Calling InvalidateProperty will force the value to be reevaluated, and it appears to ignore the "current" value, so it effectively will unset it.

Buddha answered 10/5, 2013 at 3:58 Comment(6)
+1 This is by far a better solution, since it appears that WPF already keeps track of what the previous value was, even if it is not databound.Foretop
InvalidateProperty reverts value back only when no binding is assigned. When it is - current value isn't "temporary" anymore because it immediately goes to binding source. And now the binding source provides new value. Therefore, when InvalidateProperty is being called it gets updated binding source.Faction
@Faction Not true when using SetCurrentValue. Note this is different from the regular SetValue that is called on property assignment. SetCurrentValue will not update the binding source.Buddha
@Buddha SetCurrentValue does update binding source.

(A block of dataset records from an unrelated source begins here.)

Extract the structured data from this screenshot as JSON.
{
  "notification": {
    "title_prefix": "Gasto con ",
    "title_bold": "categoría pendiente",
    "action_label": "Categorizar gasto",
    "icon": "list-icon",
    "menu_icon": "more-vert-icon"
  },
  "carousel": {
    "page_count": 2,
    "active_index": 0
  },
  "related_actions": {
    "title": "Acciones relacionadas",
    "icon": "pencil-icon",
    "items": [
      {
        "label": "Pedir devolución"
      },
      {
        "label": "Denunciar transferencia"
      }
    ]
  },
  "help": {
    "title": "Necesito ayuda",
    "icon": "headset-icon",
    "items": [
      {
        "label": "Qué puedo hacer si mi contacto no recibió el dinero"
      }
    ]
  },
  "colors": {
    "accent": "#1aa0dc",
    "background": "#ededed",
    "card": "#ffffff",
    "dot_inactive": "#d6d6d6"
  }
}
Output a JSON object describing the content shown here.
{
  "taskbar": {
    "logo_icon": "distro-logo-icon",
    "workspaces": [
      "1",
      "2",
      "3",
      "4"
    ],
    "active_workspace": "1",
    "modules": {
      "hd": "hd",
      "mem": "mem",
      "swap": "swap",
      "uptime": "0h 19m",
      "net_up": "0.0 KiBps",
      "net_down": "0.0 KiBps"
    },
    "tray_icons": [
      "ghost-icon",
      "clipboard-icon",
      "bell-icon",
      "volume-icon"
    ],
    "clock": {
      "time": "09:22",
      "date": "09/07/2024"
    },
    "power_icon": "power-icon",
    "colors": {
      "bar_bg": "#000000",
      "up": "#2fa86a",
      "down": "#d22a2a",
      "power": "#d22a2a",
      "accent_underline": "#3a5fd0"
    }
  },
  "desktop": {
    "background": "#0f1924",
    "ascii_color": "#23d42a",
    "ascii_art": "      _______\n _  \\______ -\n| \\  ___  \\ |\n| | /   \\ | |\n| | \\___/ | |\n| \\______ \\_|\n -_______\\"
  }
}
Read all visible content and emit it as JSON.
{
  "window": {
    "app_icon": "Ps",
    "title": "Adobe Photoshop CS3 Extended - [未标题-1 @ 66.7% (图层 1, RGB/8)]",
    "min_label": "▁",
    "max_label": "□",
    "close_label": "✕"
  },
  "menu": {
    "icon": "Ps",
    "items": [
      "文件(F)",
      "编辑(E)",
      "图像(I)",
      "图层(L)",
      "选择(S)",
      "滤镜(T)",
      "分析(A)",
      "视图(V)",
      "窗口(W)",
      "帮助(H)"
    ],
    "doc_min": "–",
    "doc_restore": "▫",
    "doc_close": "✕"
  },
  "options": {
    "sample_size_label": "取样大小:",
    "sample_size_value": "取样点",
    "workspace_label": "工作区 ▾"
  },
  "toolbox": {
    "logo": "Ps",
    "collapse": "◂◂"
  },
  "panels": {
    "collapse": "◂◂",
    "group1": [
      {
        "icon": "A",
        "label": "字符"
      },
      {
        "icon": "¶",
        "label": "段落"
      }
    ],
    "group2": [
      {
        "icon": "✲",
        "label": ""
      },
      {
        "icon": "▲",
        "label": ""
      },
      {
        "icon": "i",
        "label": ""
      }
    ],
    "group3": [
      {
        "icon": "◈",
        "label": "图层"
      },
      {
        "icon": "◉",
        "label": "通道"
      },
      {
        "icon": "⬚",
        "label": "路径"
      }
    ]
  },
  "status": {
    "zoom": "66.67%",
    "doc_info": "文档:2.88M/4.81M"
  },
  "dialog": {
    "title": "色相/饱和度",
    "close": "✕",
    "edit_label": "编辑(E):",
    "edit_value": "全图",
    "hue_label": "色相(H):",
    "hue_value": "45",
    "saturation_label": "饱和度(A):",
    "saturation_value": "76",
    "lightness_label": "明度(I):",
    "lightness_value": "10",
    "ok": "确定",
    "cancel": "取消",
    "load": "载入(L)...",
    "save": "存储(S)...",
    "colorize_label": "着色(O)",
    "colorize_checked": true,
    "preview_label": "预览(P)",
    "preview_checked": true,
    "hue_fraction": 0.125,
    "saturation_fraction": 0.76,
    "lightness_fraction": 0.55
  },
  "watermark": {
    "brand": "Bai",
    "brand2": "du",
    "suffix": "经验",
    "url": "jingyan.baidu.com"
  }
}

I created small example for you dropbox.com/s/olotsz8muzdfrl4/SetCurrentValueTest.zip?dl=0Faction
From MSDN: "SetCurrentValue - sets the value of a dependency property without changing its value source." I believe you misunderstood the difference between 'binding source' and 'value source'.Faction
@Faction I see what you're saying. In your original comment you should have said "only when there is no source update". The reason it doesn't revert in your example is not because there is a binding assigned, but specifically because it is a TwoWay binding which updates source on every target property change. The revert will work with all source-to-target bindings however.Buddha
R
-2

I don't believe you can 'unset' the value; you simply 'reset' the value to the previously saved value. If you dont have that, then you're OOL... -- Tejs

I do not think there is a way to do that, either. This method changes the value rather than adding an override in the ladder of precedences. Just get the value and store it somewhere before you overwrite it.